Using a good IoC or DI toolset can help in this situation, as well. That would let you inject the project collection dynamically into both of your ViewModels, allowing a shared collection to be used in both Views.
It seems to me that your concepts of "Tasks" and "Projects" are part of your model, not part of your view model.
Consider this conceptual exercise: Suppose your app was written so that two users could use your application on two separate machines against a shared database, and one user adds a Project:
Would it be a good or a bad thing if the Project immediately showed up in the dropdown on the Tasks tab of the other user's screen?
Would it be a good or a bad thing if the Project showed up in that dropdown after the first user hit "Save" or "Commit" or "Ok"?
If the answer to either of these questions is "a good thing", your data is really part of your model not your view model. And it should be handled as such.

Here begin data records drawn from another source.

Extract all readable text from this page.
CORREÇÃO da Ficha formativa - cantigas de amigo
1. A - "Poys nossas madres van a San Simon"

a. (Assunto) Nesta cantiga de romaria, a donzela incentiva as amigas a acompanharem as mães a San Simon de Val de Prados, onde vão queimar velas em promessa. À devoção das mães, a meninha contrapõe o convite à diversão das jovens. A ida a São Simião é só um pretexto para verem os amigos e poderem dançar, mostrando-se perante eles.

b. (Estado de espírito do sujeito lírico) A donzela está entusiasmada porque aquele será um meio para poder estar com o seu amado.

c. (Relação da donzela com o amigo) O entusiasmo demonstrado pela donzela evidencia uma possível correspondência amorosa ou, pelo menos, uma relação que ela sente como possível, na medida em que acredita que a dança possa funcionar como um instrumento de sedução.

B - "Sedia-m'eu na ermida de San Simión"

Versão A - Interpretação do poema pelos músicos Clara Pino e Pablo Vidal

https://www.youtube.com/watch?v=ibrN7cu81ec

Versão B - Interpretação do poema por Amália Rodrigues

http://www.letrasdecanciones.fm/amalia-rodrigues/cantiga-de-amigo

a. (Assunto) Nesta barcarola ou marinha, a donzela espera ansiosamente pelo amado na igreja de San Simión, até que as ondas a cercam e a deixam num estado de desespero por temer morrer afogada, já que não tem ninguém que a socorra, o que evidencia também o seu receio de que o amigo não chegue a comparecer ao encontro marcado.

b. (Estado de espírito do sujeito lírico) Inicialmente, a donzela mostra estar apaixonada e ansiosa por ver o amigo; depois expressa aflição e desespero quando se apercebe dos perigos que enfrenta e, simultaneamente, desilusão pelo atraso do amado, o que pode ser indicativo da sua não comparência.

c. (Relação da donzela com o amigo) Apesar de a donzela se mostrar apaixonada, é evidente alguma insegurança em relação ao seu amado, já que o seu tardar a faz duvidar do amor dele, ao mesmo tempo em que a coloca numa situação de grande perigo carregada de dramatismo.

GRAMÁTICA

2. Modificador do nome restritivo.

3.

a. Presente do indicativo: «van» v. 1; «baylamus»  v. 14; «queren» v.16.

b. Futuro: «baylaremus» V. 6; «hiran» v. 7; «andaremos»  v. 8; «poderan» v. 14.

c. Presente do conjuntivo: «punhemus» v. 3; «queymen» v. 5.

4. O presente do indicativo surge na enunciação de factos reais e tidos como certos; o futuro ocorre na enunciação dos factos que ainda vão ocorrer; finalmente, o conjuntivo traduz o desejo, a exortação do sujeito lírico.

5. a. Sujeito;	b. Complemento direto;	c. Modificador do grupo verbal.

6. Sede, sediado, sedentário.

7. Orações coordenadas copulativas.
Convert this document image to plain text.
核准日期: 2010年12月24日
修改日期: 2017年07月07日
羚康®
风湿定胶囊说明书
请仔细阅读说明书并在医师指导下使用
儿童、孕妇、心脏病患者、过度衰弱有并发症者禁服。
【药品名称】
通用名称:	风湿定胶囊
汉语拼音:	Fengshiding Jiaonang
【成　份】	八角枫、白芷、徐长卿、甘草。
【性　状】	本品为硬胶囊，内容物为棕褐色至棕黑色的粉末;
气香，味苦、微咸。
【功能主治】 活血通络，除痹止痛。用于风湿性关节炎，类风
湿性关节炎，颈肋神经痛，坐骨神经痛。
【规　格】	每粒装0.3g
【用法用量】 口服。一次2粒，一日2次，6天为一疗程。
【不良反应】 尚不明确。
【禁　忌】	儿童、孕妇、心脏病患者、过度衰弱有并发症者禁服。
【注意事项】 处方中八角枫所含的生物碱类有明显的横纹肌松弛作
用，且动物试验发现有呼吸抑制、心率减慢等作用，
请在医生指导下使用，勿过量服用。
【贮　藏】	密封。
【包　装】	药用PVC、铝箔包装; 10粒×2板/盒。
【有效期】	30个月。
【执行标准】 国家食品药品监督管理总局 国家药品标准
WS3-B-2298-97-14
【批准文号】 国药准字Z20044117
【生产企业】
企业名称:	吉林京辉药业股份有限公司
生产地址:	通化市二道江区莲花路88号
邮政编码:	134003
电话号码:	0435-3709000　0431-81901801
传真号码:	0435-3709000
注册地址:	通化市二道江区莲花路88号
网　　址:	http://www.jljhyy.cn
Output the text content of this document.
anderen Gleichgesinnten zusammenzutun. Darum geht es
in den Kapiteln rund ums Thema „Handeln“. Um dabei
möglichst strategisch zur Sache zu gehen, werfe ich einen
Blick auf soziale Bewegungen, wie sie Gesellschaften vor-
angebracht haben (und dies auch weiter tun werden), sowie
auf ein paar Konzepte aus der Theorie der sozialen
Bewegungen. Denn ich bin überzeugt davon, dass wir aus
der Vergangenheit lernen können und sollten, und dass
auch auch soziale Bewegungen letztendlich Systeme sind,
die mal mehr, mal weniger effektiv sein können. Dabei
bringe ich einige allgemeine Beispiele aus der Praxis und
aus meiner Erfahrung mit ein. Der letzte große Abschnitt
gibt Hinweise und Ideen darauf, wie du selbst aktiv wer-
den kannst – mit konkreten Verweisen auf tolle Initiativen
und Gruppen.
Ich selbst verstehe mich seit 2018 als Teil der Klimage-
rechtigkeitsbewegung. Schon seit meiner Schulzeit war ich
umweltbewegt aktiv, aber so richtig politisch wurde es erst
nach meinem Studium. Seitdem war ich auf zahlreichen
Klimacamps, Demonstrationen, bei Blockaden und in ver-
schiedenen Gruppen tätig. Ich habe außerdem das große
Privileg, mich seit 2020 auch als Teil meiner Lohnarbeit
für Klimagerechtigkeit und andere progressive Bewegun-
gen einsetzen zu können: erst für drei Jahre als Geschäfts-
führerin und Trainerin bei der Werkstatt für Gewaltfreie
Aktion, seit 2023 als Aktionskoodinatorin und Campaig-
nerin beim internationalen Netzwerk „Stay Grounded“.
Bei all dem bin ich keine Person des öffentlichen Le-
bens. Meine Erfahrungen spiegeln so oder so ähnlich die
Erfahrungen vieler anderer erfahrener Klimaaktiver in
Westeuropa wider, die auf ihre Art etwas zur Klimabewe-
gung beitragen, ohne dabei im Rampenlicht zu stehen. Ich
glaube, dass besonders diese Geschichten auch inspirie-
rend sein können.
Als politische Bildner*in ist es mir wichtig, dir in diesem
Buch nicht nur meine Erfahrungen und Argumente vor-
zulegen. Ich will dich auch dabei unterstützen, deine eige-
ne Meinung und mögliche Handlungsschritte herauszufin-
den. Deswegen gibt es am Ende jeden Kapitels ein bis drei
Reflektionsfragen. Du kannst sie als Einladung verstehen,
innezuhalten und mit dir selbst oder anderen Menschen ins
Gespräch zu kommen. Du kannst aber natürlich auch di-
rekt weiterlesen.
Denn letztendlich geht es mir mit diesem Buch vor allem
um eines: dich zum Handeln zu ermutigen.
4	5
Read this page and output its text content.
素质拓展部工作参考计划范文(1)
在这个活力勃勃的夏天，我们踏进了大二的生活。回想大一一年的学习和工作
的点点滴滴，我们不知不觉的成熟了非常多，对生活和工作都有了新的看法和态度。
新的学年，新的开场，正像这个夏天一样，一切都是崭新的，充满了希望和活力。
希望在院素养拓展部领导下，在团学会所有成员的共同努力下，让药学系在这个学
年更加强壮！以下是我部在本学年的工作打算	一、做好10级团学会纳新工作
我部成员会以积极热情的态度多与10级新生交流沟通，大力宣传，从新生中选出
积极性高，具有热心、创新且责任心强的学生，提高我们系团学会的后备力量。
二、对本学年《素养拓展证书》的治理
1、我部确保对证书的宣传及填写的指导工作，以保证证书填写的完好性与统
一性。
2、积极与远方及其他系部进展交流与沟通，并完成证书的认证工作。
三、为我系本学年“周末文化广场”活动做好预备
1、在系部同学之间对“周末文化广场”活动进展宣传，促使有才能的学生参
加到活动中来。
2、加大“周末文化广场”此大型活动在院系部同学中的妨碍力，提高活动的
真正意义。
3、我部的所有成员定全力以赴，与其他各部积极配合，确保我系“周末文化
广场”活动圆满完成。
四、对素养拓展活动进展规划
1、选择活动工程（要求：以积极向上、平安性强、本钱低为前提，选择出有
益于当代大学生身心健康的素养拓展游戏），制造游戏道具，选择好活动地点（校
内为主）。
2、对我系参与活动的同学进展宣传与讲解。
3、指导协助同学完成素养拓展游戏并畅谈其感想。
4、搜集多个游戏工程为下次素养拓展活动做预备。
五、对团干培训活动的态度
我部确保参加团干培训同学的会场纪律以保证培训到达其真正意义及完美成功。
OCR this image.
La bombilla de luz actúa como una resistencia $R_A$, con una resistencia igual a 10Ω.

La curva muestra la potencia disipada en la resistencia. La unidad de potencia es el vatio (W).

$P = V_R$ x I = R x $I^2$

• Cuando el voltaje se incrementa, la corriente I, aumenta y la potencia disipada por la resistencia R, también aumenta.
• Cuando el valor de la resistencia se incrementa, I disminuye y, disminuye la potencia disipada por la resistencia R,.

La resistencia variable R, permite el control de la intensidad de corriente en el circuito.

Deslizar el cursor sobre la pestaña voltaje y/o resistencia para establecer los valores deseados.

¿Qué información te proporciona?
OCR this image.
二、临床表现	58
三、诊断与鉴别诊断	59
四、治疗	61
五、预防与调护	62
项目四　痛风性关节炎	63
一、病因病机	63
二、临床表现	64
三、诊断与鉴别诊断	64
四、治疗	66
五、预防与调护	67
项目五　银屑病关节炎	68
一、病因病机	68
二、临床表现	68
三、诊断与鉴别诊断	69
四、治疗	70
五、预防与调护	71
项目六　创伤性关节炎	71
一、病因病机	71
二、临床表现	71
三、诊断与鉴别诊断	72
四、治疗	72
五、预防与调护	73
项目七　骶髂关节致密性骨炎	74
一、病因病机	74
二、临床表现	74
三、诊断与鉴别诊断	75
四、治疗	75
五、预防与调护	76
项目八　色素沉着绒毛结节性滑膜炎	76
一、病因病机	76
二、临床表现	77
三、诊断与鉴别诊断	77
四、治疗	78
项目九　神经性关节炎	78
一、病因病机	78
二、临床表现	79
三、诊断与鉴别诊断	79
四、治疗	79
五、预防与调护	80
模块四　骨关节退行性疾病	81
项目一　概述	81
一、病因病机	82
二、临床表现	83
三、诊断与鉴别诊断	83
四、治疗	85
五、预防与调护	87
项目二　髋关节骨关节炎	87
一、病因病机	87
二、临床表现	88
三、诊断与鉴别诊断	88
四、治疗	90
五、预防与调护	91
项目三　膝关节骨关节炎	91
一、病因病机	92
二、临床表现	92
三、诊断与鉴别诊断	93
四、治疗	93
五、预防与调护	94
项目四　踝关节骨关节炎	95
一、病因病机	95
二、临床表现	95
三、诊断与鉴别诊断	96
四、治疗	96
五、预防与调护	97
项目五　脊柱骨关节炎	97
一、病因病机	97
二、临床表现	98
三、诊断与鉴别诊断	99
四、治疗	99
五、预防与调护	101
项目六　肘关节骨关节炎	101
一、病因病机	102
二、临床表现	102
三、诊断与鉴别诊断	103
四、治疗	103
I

Your view model should incorporate your actual model by reference, and it is a good thing to share the model objects between view models as much as possible. In fact, ideally most of your application has a single set of model objects. The exception might be a dialog box where you want to be able to make some changes but then hit "Cancel" and not save them. In that case, the "Ok" button would copy data from the model maintained by your dialog box into the main application model. In this case the model objects used by the dialog and by the main application are different instances of the same class.
Now let's consider the case where you answered "a bad thing" to both of these questions. This would be an application where you never save your "Projects" list back to the main database/document/whatever, but it is a transient list used only for temporary work. In that case it would really be a view model, and I would attach it to the application (or whatever scope was appropriate) and have the two tabs access it.